National Theatre of Scotland announces 2015 'Belong' season

Highlights include Cora Bissett’s ”Rites” and an adaptation of Muriel Spark’s ”The Driver’s Seat”

Theo Bosanquet

Theo Bosanquet

| |

26 November 2014

Artistic director Laurie Sansom
Artistic director Laurie Sansom

The National Theatre of Scotland has announced its new season, which runs from January to June 2015 under the banner 'Belong'.

According to press material, the new season offers "exciting new contemporary drama, international new writing and tours, major new adaptations of Scottish books and award-winning revivals, taking the Company from Shetland to Los Angeles."

Highlights include a new season of collaborations with A Play, A Pie and A Pint, featuring three new plays by Russian and Ukrainian writers, which runs at Glasgow's Òran Mór on 23 March, 4 May and 25 May 2015, and at the Traverse in Edinburgh from 30 March.

In May, Scottish theatremaker Cora Bissett will team up with performance poet Yusra Warsama to explore the issue of Female Genital Mutilation in Rites. Billed as an "important and unflinching new piece of documentary drama theatre", it marks NTS's first co-production with the Contact, Manchester, where it will tour alongside Edinburgh and Glasgow from 5 to 23 May 2015.

And fresh from the success of The James Plays, NTS artistic director Laurie Sansom returns to the Scottish stage with his new version of Muriel Spark's noveln The Driver's Seat, in a "darkly comic" production featuring set design from Ana Inés Jabares Pita. It runs in Edinburgh and Glasgow from 19 June to 4 July 2015.

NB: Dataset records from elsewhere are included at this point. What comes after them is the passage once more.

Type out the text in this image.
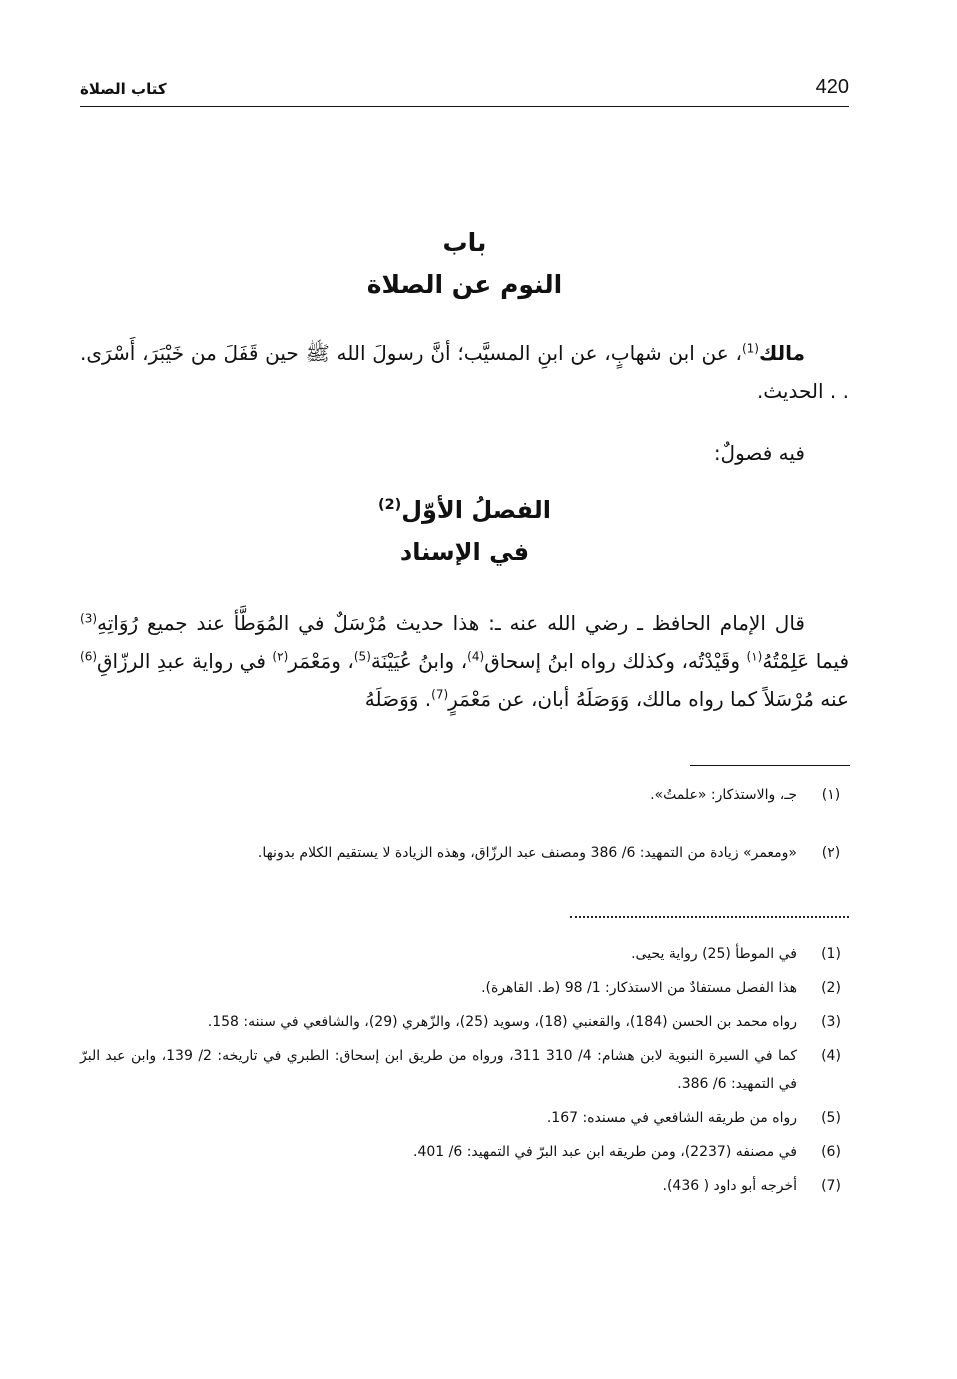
420
كتاب الصلاة
باب
النوم عن الصلاة
مالك$^{(1)}$، عن ابن شهابٍ، عن ابنِ المسيَّب؛ أنَّ رسولَ الله ﷺ حين قَفَلَ من خَيْبَرَ، أَسْرَى. . . الحديث.
فيه فصولٌ:
الفصلُ الأوّل$^{(2)}$
في الإسناد
قال الإمام الحافظ ـ رضي الله عنه ـ: هذا حديث مُرْسَلٌ في المُوَطَّأ عند جميع رُوَاتِهِ$^{(3)}$ فيما عَلِمْتُهُ$^{(١)}$ وقَيْدْتُه، وكذلك رواه ابنُ إسحاق$^{(4)}$، وابنُ عُيَيْنَة$^{(5)}$، ومَعْمَر$^{(٢)}$ في رواية عبدِ الرزّاقِ$^{(6)}$ عنه مُرْسَلاً كما رواه مالك، وَوَصَلَهُ أبان، عن مَعْمَرٍ$^{(7)}$. وَوَصَلَهُ
(١)
جـ، والاستذكار: «علمتُ».
(٢)
«ومعمر» زيادة من التمهيد: 6/ 386 ومصنف عبد الرزّاق، وهذه الزيادة لا يستقيم الكلام بدونها.
(1)
في الموطأ (25) رواية يحيى.
(2)
هذا الفصل مستفادٌ من الاستذكار: 1/ 98 (ط. القاهرة).
(3)
رواه محمد بن الحسن (184)، والقعنبي (18)، وسويد (25)، والزّهري (29)، والشافعي في سننه: 158.
(4)
كما في السيرة النبوية لابن هشام: 4/ 310 311، ورواه من طريق ابن إسحاق: الطبري في تاريخه: 2/ 139، وابن عبد البرّ في التمهيد: 6/ 386.
(5)
رواه من طريقه الشافعي في مسنده: 167.
(6)
في مصنفه (2237)، ومن طريقه ابن عبد البرّ في التمهيد: 6/ 401.
(7)
أخرجه أبو داود ( 436).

Other touring work includes Yer Granny, a new comedy from Scottish playwright Douglas Maxwell set in a Scots-Italian fish and chip shop. And in January and February the NTS's hit production of Let the Right One In transfers to St Ann’s Warehouse in Brooklyn following its recent run in the West End.

Laurie Sansom said: "Most of us want to belong. The bosom of the family might make us feel safe, or like running to the hills. Sometimes it's not always easy to fit in. The embrace of community can protect and it can stifle.

"These are stories of communities under pressure from within, friends and family rallying round, and people making incredible journeys to escape and invent new identities. This year we hope you will join us to explore what it means to feel part of a gang or out there on your own."